Radioagência NP: Como fica a questão da Emenda 29 dentro desse quadro?

ANM: Nós ficamos onze anos para aprovar a regulamentação da Emenda Constitucional 29. O básico disso era mudar o método de cálculo para aplicação da União. No fim desses 11 anos, ela foi aprovada e agora em janeiro saiu a lei 141/2012, que na realidade não se alterou o método de cálculo da União. Ficou o anterior: a variação nominal do PIB. Isso aí tem gerado muitos problemas, não tem ocasionado em um aumento de recursos e dá problema inclusive na fórmula do cálculo. As entidades da saúde queriam outra base de cálculo, o projeto que estava no Senado era outro, era um projeto que pressupunha uma aplicação da União de 10% da receita corrente bruta.

Radioagência NP: Quais as áreas da saúde pública mais afetadas em função dos cortes de recursos?
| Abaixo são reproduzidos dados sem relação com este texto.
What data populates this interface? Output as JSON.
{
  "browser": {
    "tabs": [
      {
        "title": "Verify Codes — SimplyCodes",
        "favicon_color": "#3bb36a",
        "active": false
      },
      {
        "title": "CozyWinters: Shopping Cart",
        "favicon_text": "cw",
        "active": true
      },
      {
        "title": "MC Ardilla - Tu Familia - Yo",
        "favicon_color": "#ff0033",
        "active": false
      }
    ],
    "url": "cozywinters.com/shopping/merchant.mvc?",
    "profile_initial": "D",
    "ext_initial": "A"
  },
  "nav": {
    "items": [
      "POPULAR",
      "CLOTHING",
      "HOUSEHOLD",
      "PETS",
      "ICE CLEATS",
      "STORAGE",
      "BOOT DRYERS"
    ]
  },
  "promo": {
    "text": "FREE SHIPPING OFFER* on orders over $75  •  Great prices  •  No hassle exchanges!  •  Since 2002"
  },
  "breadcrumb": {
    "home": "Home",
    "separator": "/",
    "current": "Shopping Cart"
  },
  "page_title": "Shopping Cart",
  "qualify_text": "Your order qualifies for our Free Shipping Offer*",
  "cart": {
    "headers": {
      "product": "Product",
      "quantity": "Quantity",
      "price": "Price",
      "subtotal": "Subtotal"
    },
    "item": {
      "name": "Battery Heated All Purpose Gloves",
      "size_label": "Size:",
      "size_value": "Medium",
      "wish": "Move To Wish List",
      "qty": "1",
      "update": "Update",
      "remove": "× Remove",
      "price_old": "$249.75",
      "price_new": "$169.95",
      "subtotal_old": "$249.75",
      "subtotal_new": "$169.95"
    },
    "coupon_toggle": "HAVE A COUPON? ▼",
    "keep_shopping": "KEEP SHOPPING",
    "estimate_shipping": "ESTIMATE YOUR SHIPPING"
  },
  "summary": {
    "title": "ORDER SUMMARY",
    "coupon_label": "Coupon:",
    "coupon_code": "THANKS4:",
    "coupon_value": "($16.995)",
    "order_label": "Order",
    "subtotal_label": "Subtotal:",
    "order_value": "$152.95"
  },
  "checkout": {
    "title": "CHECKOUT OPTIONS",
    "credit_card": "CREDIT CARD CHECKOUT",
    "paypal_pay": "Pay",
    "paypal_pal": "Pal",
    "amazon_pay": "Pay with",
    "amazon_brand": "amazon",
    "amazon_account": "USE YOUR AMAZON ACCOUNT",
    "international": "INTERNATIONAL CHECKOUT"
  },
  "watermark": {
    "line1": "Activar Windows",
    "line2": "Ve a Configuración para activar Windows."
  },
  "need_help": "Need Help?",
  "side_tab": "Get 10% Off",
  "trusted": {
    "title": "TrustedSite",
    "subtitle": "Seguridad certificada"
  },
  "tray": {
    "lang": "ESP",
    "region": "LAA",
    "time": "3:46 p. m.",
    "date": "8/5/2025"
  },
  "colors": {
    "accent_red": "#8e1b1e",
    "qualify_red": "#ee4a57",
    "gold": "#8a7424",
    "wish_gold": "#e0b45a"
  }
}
ANM: O grosso do orçamento da Saúde vai para a média e a alta complexidade, que é toda a parte de exames e que leva em consideração procedimentos em hospitais. O segundo item considerado é o de recursos para a atenção básica, que são direcionados às cinco clínicas gerais básicas de saúde. O recurso que foi direcionado para [os procedimentos de] alta complexidade e a atenção básica já deixava a desejar em relação ao necessário. Então, o corte vai afetar também aquilo que já faltava para essas áreas.

Radioagência NP: Com menos investimentos do governo na saúde pública, a saúde privada acaba se fortalecendo?
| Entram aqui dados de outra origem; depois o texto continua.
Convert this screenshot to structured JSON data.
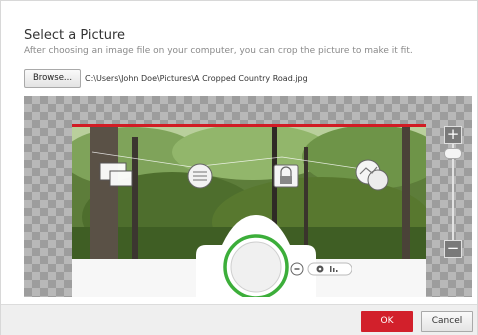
{
  "dialog": {
    "title": "Select a Picture",
    "subtitle": "After choosing an image file on your computer, you can crop the picture to make it fit."
  },
  "file": {
    "browse_label": "Browse...",
    "path": "C:\\Users\\John Doe\\Pictures\\A Cropped Country Road.jpg"
  },
  "zoom": {
    "plus_label": "+",
    "minus_label": "−",
    "level": 0.1
  },
  "icons": [
    "monitor-icon",
    "chat-bubble-icon",
    "lock-icon",
    "chart-icon",
    "minus-circle-icon",
    "settings-icon",
    "bar-chart-icon"
  ],
  "colors": {
    "accent_red": "#d2202b",
    "progress_green": "#3cae3a"
  },
  "footer": {
    "ok_label": "OK",
    "cancel_label": "Cancel"
  }
}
ANM: A ausência de gastos públicos no país pressupõe que o gasto privado vem aumentando. Em nosso país, em 2009, se gastou com saúde privada 52% [de todos os gastos com saúde], enquanto a saúde pública, 48%. Em um país com um sistema universal de saúde como o nosso, o gasto público chega a beirar 80% do total. Nós temos 190 milhões de brasileiros, que praticamente 150 milhões não têm plano privado de saúde. Então, a importância do gasto público é fundamental, no SUS [Sistema Único de Saúde]. Mesmo aqueles 40 milhões que têm plano privado utilizam o SUS. Porque o plano privado na hora da alta complexidade, o plano não cobre porque ele diz ser muito caro. Então veja a perversidade da ausência do investimento público na relação com o gasto privado. É muito comum pessoas com câncer de pulmão que tem plano privado, mas que na hora de precisar usar uma quimioterapia mais sofisticada tem que dar entrada no SUS, e o SUS paga [o tratamento].

Radioagência NP: Quanto o Estado deixa de arrecadar com as isenções fiscais na área da Saúde?
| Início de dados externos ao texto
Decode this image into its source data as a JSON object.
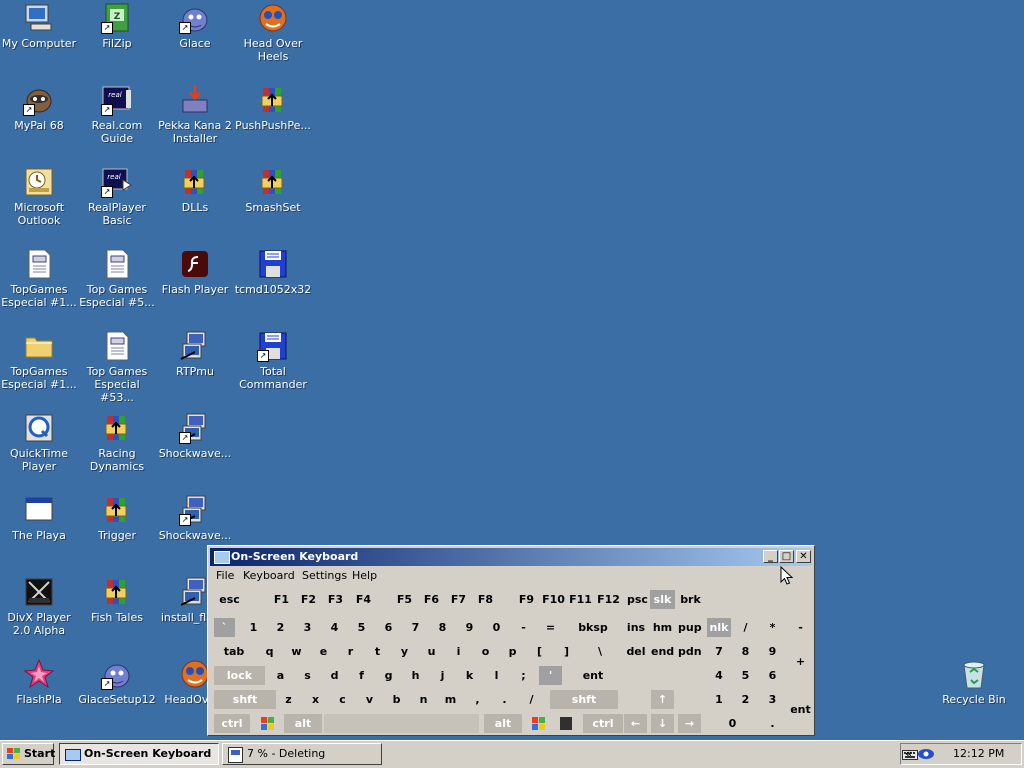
{
  "desktop": {
    "icons": [
      {
        "label": "My Computer",
        "icon": "my-computer-icon"
      },
      {
        "label": "FilZip",
        "icon": "filzip-icon"
      },
      {
        "label": "Glace",
        "icon": "glace-icon"
      },
      {
        "label": "Head Over Heels",
        "icon": "head-over-heels-icon"
      },
      {
        "label": "MyPal 68",
        "icon": "mypal-icon"
      },
      {
        "label": "Real.com Guide",
        "icon": "real-guide-icon"
      },
      {
        "label": "Pekka Kana 2 Installer",
        "icon": "installer-icon"
      },
      {
        "label": "PushPushPe...",
        "icon": "winrar-archive-icon"
      },
      {
        "label": "Microsoft Outlook",
        "icon": "outlook-icon"
      },
      {
        "label": "RealPlayer Basic",
        "icon": "realplayer-icon"
      },
      {
        "label": "DLLs",
        "icon": "winrar-archive-icon"
      },
      {
        "label": "SmashSet",
        "icon": "winrar-archive-icon"
      },
      {
        "label": "TopGames Especial #1...",
        "icon": "document-icon"
      },
      {
        "label": "Top Games Especial #5...",
        "icon": "document-icon"
      },
      {
        "label": "Flash Player",
        "icon": "flash-player-icon"
      },
      {
        "label": "tcmd1052x32",
        "icon": "floppy-setup-icon"
      },
      {
        "label": "TopGames Especial #1...",
        "icon": "folder-icon"
      },
      {
        "label": "Top Games Especial #53...",
        "icon": "document-icon"
      },
      {
        "label": "RTPmu",
        "icon": "setup-icon"
      },
      {
        "label": "Total Commander",
        "icon": "floppy-setup-icon"
      },
      {
        "label": "QuickTime Player",
        "icon": "quicktime-icon"
      },
      {
        "label": "Racing Dynamics",
        "icon": "winrar-archive-icon"
      },
      {
        "label": "Shockwave...",
        "icon": "setup-icon"
      },
      {
        "label": "The Playa",
        "icon": "application-window-icon"
      },
      {
        "label": "Trigger",
        "icon": "winrar-archive-icon"
      },
      {
        "label": "Shockwave...",
        "icon": "setup-icon"
      },
      {
        "label": "DivX Player 2.0 Alpha",
        "icon": "divx-icon"
      },
      {
        "label": "Fish Tales",
        "icon": "winrar-archive-icon"
      },
      {
        "label": "install_flas...",
        "icon": "setup-icon"
      },
      {
        "label": "FlashPla",
        "icon": "flash-star-icon"
      },
      {
        "label": "GlaceSetup12",
        "icon": "glace-icon"
      },
      {
        "label": "HeadOve...",
        "icon": "head-over-heels-icon"
      },
      {
        "label": "Recycle Bin",
        "icon": "recycle-bin-icon"
      }
    ]
  },
  "osk": {
    "title": "On-Screen Keyboard",
    "controls": {
      "minimize": "_",
      "maximize": "□",
      "close": "✕"
    },
    "menu": [
      "File",
      "Keyboard",
      "Settings",
      "Help"
    ],
    "row_fn": [
      "esc",
      "F1",
      "F2",
      "F3",
      "F4",
      "F5",
      "F6",
      "F7",
      "F8",
      "F9",
      "F10",
      "F11",
      "F12",
      "psc",
      "slk",
      "brk"
    ],
    "row_num": [
      "`",
      "1",
      "2",
      "3",
      "4",
      "5",
      "6",
      "7",
      "8",
      "9",
      "0",
      "-",
      "=",
      "bksp",
      "ins",
      "hm",
      "pup",
      "nlk",
      "/",
      "*",
      "-"
    ],
    "row_q": [
      "tab",
      "q",
      "w",
      "e",
      "r",
      "t",
      "y",
      "u",
      "i",
      "o",
      "p",
      "[",
      "]",
      "\\",
      "del",
      "end",
      "pdn",
      "7",
      "8",
      "9",
      "+"
    ],
    "row_a": [
      "lock",
      "a",
      "s",
      "d",
      "f",
      "g",
      "h",
      "j",
      "k",
      "l",
      ";",
      "'",
      "ent",
      "4",
      "5",
      "6"
    ],
    "row_z": [
      "shft",
      "z",
      "x",
      "c",
      "v",
      "b",
      "n",
      "m",
      ",",
      ".",
      "/",
      "shft",
      "↑",
      "1",
      "2",
      "3",
      "ent"
    ],
    "row_ctrl": [
      "ctrl",
      "win",
      "alt",
      "",
      "alt",
      "win",
      "menu",
      "ctrl",
      "←",
      "↓",
      "→",
      "0",
      "."
    ]
  },
  "taskbar": {
    "start": "Start",
    "tasks": [
      {
        "label": "On-Screen Keyboard",
        "active": true
      },
      {
        "label": "7 % - Deleting",
        "active": false
      }
    ],
    "tray": {
      "time": "12:12 PM",
      "expand": "«"
    }
  }
}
ANM: Nós temos vários gastos indiretos do Estado. Na área da saúde, as despesas com imposto de renda da pessoa física – isenção com despesa médica -; imposto de renda pessoa jurídica; das entidades sem fins lucrativos que têm isenção no imposto de renda, como [os Hospitais] Sírio-Libanês e Einstein; e, também, a indústria farmacêutica com isenção em medicamentos. Se nós somarmos essas isenções, os dados que temos estimados de 2011, chegou a R$ 15 bilhões. O fato de isentar isso, é o Estado dando isenção ao privado. Logo, se o Estado isenta ele tem que cobrir os recursos. Ele no fundo está subsidiando o privado.

De São Paulo, da Radioagência NP, Vivian Fernandes.